Scarboro Beach Park was a lakeside attraction in Toronto in the early twentieth century. It's neither as famous nor as widely and nostalgically remembered as the Sunnyside Amusement Park, but it's still worth a peek into its past.
For almost 20 years, Scarboro Beach Park provided diverse entertainment to residents of The Beaches.
According to Mike Filey's I Remember Sunnyside: the Rise and Fall of a Magical Era, the park was opened in 1907.
It wasn't the earliest attraction of this type east of Yonge Street. It was preceded by Victoria Park, located near the present intersection of Queen and Victoria Park, dating back to the 1880s.
It was financed and operated by several distinguished citizens of the day, including John Irwin, an alderman, Rob Davies and P.G. Close.
It opened annually on Victoria Day, and it was popular with those residing in Toronto. The passengers were brought on steamers that boarded on the shore at the foot of Yonge Street.
The park featured diverse (and somewhat strange by today's standard) array of attractions, including foot races, tight-rope-walking exhibitions, and donkey riding. Other, more traditional, activities included picnics and dances.
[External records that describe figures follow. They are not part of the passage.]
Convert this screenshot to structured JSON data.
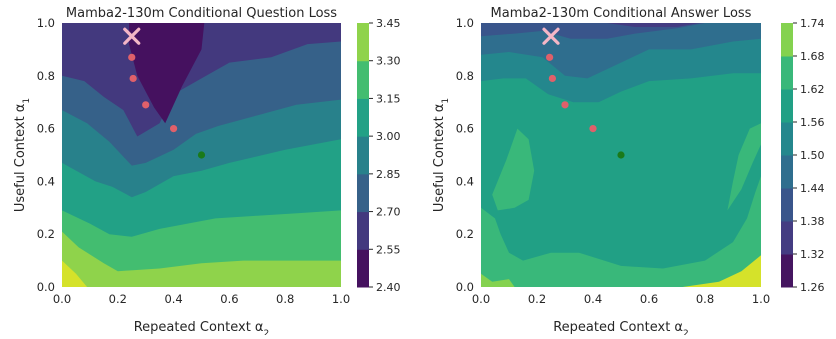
{
  "chart_data": [
    {
      "type": "contour",
      "title": "Mamba2-130m Conditional Question Loss",
      "xlabel": "Repeated Context α₂",
      "ylabel": "Useful Context α₁",
      "xlim": [
        0.0,
        1.0
      ],
      "ylim": [
        0.0,
        1.0
      ],
      "x_ticks": [
        "0.0",
        "0.2",
        "0.4",
        "0.6",
        "0.8",
        "1.0"
      ],
      "y_ticks": [
        "0.0",
        "0.2",
        "0.4",
        "0.6",
        "0.8",
        "1.0"
      ],
      "colorbar_levels": [
        "2.40",
        "2.55",
        "2.70",
        "2.85",
        "3.00",
        "3.15",
        "3.30",
        "3.45"
      ],
      "level_colors": [
        "#45115f",
        "#43397e",
        "#366189",
        "#28818b",
        "#22a186",
        "#43bd70",
        "#8fd34b",
        "#d5e22a"
      ],
      "contours": [
        [
          [
            0.0,
            1.0
          ],
          [
            0.0,
            0.53
          ],
          [
            0.0,
            0.47
          ],
          [
            0.12,
            0.4
          ],
          [
            0.18,
            0.38
          ],
          [
            0.25,
            0.34
          ],
          [
            0.3,
            0.36
          ],
          [
            0.4,
            0.42
          ],
          [
            0.5,
            0.44
          ],
          [
            0.6,
            0.47
          ],
          [
            0.8,
            0.52
          ],
          [
            1.0,
            0.56
          ],
          [
            1.0,
            1.0
          ]
        ],
        [
          [
            0.0,
            1.0
          ],
          [
            0.0,
            0.67
          ],
          [
            0.09,
            0.62
          ],
          [
            0.17,
            0.55
          ],
          [
            0.25,
            0.46
          ],
          [
            0.3,
            0.47
          ],
          [
            0.4,
            0.52
          ],
          [
            0.48,
            0.58
          ],
          [
            0.56,
            0.61
          ],
          [
            0.7,
            0.65
          ],
          [
            0.84,
            0.69
          ],
          [
            1.0,
            0.71
          ],
          [
            1.0,
            1.0
          ]
        ],
        [
          [
            0.0,
            1.0
          ],
          [
            0.0,
            0.8
          ],
          [
            0.08,
            0.78
          ],
          [
            0.15,
            0.72
          ],
          [
            0.22,
            0.67
          ],
          [
            0.27,
            0.57
          ],
          [
            0.35,
            0.62
          ],
          [
            0.4,
            0.73
          ],
          [
            0.5,
            0.79
          ],
          [
            0.6,
            0.85
          ],
          [
            0.75,
            0.87
          ],
          [
            0.88,
            0.92
          ],
          [
            1.0,
            0.93
          ],
          [
            1.0,
            1.0
          ]
        ],
        [
          [
            0.24,
            1.0
          ],
          [
            0.24,
            0.92
          ],
          [
            0.27,
            0.8
          ],
          [
            0.33,
            0.68
          ],
          [
            0.37,
            0.62
          ],
          [
            0.43,
            0.76
          ],
          [
            0.5,
            0.9
          ],
          [
            0.51,
            1.0
          ]
        ]
      ],
      "upper_contours": [
        [
          [
            0.0,
            0.0
          ],
          [
            0.0,
            0.29
          ],
          [
            0.1,
            0.24
          ],
          [
            0.17,
            0.2
          ],
          [
            0.25,
            0.19
          ],
          [
            0.35,
            0.22
          ],
          [
            0.45,
            0.24
          ],
          [
            0.55,
            0.26
          ],
          [
            0.7,
            0.27
          ],
          [
            0.85,
            0.28
          ],
          [
            1.0,
            0.29
          ],
          [
            1.0,
            0.0
          ]
        ],
        [
          [
            0.0,
            0.0
          ],
          [
            0.0,
            0.21
          ],
          [
            0.06,
            0.15
          ],
          [
            0.15,
            0.09
          ],
          [
            0.2,
            0.06
          ],
          [
            0.35,
            0.07
          ],
          [
            0.5,
            0.09
          ],
          [
            0.65,
            0.1
          ],
          [
            0.8,
            0.1
          ],
          [
            1.0,
            0.1
          ],
          [
            1.0,
            0.0
          ]
        ],
        [
          [
            0.0,
            0.0
          ],
          [
            0.0,
            0.1
          ],
          [
            0.05,
            0.05
          ],
          [
            0.09,
            0.0
          ]
        ]
      ],
      "markers": {
        "cross": {
          "x": 0.25,
          "y": 0.95
        },
        "red_points": [
          {
            "x": 0.25,
            "y": 0.87
          },
          {
            "x": 0.255,
            "y": 0.79
          },
          {
            "x": 0.3,
            "y": 0.69
          },
          {
            "x": 0.4,
            "y": 0.6
          }
        ],
        "green_point": {
          "x": 0.5,
          "y": 0.5
        }
      }
    },
    {
      "type": "contour",
      "title": "Mamba2-130m Conditional Answer Loss",
      "xlabel": "Repeated Context α₂",
      "ylabel": "Useful Context α₁",
      "xlim": [
        0.0,
        1.0
      ],
      "ylim": [
        0.0,
        1.0
      ],
      "x_ticks": [
        "0.0",
        "0.2",
        "0.4",
        "0.6",
        "0.8",
        "1.0"
      ],
      "y_ticks": [
        "0.0",
        "0.2",
        "0.4",
        "0.6",
        "0.8",
        "1.0"
      ],
      "colorbar_levels": [
        "1.26",
        "1.32",
        "1.38",
        "1.44",
        "1.50",
        "1.56",
        "1.62",
        "1.68",
        "1.74"
      ],
      "level_colors": [
        "#451560",
        "#443c82",
        "#39558b",
        "#2f6e8e",
        "#24878d",
        "#21a085",
        "#39b87a",
        "#84d24f",
        "#d5e22a"
      ],
      "base_level": 5,
      "contours_low": [
        [
          [
            0.0,
            1.0
          ],
          [
            0.0,
            0.78
          ],
          [
            0.08,
            0.79
          ],
          [
            0.16,
            0.79
          ],
          [
            0.24,
            0.73
          ],
          [
            0.33,
            0.7
          ],
          [
            0.42,
            0.7
          ],
          [
            0.5,
            0.74
          ],
          [
            0.6,
            0.78
          ],
          [
            0.75,
            0.79
          ],
          [
            0.9,
            0.81
          ],
          [
            1.0,
            0.81
          ],
          [
            1.0,
            1.0
          ]
        ],
        [
          [
            0.0,
            1.0
          ],
          [
            0.0,
            0.88
          ],
          [
            0.1,
            0.89
          ],
          [
            0.22,
            0.87
          ],
          [
            0.3,
            0.8
          ],
          [
            0.38,
            0.79
          ],
          [
            0.48,
            0.84
          ],
          [
            0.6,
            0.9
          ],
          [
            0.75,
            0.9
          ],
          [
            0.9,
            0.93
          ],
          [
            1.0,
            0.94
          ],
          [
            1.0,
            1.0
          ]
        ],
        [
          [
            0.0,
            1.0
          ],
          [
            0.0,
            0.95
          ],
          [
            0.12,
            0.96
          ],
          [
            0.22,
            0.97
          ],
          [
            0.32,
            0.94
          ],
          [
            0.45,
            0.94
          ],
          [
            0.55,
            0.96
          ],
          [
            0.7,
            0.98
          ],
          [
            0.8,
            1.0
          ]
        ]
      ],
      "upper_contours": [
        [
          [
            0.0,
            0.0
          ],
          [
            0.0,
            0.3
          ],
          [
            0.05,
            0.26
          ],
          [
            0.07,
            0.2
          ],
          [
            0.1,
            0.13
          ],
          [
            0.15,
            0.1
          ],
          [
            0.25,
            0.13
          ],
          [
            0.35,
            0.13
          ],
          [
            0.5,
            0.08
          ],
          [
            0.65,
            0.07
          ],
          [
            0.8,
            0.1
          ],
          [
            0.9,
            0.17
          ],
          [
            0.95,
            0.26
          ],
          [
            0.98,
            0.36
          ],
          [
            1.0,
            0.42
          ],
          [
            1.0,
            0.0
          ]
        ],
        [
          [
            0.0,
            0.0
          ],
          [
            0.0,
            0.05
          ],
          [
            0.04,
            0.02
          ],
          [
            0.1,
            0.03
          ],
          [
            0.12,
            0.0
          ]
        ],
        [
          [
            0.72,
            0.0
          ],
          [
            0.85,
            0.02
          ],
          [
            0.93,
            0.06
          ],
          [
            1.0,
            0.12
          ],
          [
            1.0,
            0.0
          ]
        ]
      ],
      "bump": [
        [
          0.04,
          0.35
        ],
        [
          0.09,
          0.48
        ],
        [
          0.13,
          0.6
        ],
        [
          0.17,
          0.56
        ],
        [
          0.19,
          0.44
        ],
        [
          0.17,
          0.33
        ],
        [
          0.12,
          0.3
        ],
        [
          0.06,
          0.29
        ]
      ],
      "blob": [
        [
          0.88,
          0.29
        ],
        [
          0.93,
          0.37
        ],
        [
          0.97,
          0.47
        ],
        [
          1.0,
          0.54
        ],
        [
          1.0,
          0.62
        ],
        [
          0.96,
          0.6
        ],
        [
          0.92,
          0.5
        ],
        [
          0.9,
          0.4
        ]
      ],
      "markers": {
        "cross": {
          "x": 0.25,
          "y": 0.95
        },
        "red_points": [
          {
            "x": 0.245,
            "y": 0.87
          },
          {
            "x": 0.255,
            "y": 0.79
          },
          {
            "x": 0.3,
            "y": 0.69
          },
          {
            "x": 0.4,
            "y": 0.6
          }
        ],
        "green_point": {
          "x": 0.5,
          "y": 0.5
        }
      }
    }
  ]
}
The land on which the park stood was later sold for development. The only surviving remnant from the past is the name used for a road, which later came to signify the boundary between East York and Scarborough.
In 1912, Toronto Railway Company purchased the Scarboro Beach Park and subsequently invested in it, making it more both popular and profitable.
The existing facilities were considerably expanded and transformed into a trolley park.
TRC was of course in the transportation business, and the purchase directly contributed to the increase the profits from the park on par with the money made from the streetcar line, which was also operated by the TRC, and which ended in the close proximity to the park.
According to a newspaper advertisement from May 20, 1920, which announced the opening-day attraction at the park, the management attempted to appeal to both child and adult visitors.
It offered two separate schedules of attractions, which were similar, held at two different points of the day.
The attractions during opening day offered to children consisted of a costume parade and contest, balloon ascension, vaudeville, dancing, Imperial Concert Band and radio report.
In the evening, when the park would be cleared of the children, adults were invited to participate in a similar set of activities, which were identical to those offered to the kids, but also included games.
Attractions were numerous, ranging from rides, such as the Scenic Railway, to shooting gallery, hoop game, red-hot stand, circus gallery, and performances of acrobats, jugglers, and magicians, and musicians.
The six-day bicycle race was one of the most popular events, which was actually a human endurance contest, popularized in the late nineteenth century.
The cyclists would pedal round and round the lacrosse track, with brief interruptions for food and drink, but apparently nothing more.
The life of the Scarboro Beach Park unexpectedly ended when the TRC locked the gates to the property in 1925.
When the responsibilities of providing public transportation in Toronto were handed over to the newly formed Toronto Transportation Commission, the TRC wanted to forcibly transfer the ownership to the TTC, but it failed.
Later, the site was sold to the Provident Investment Company, which cleared the area of all the buildings and rides and eventually replaced them with houses.
Like Victoria Park, Scarboro Beach Park survives only in the name, used for a street, Scarborough Beach Boulevard, which sits on the site of the former path that led from Queen Street East to the entrance gate of the park.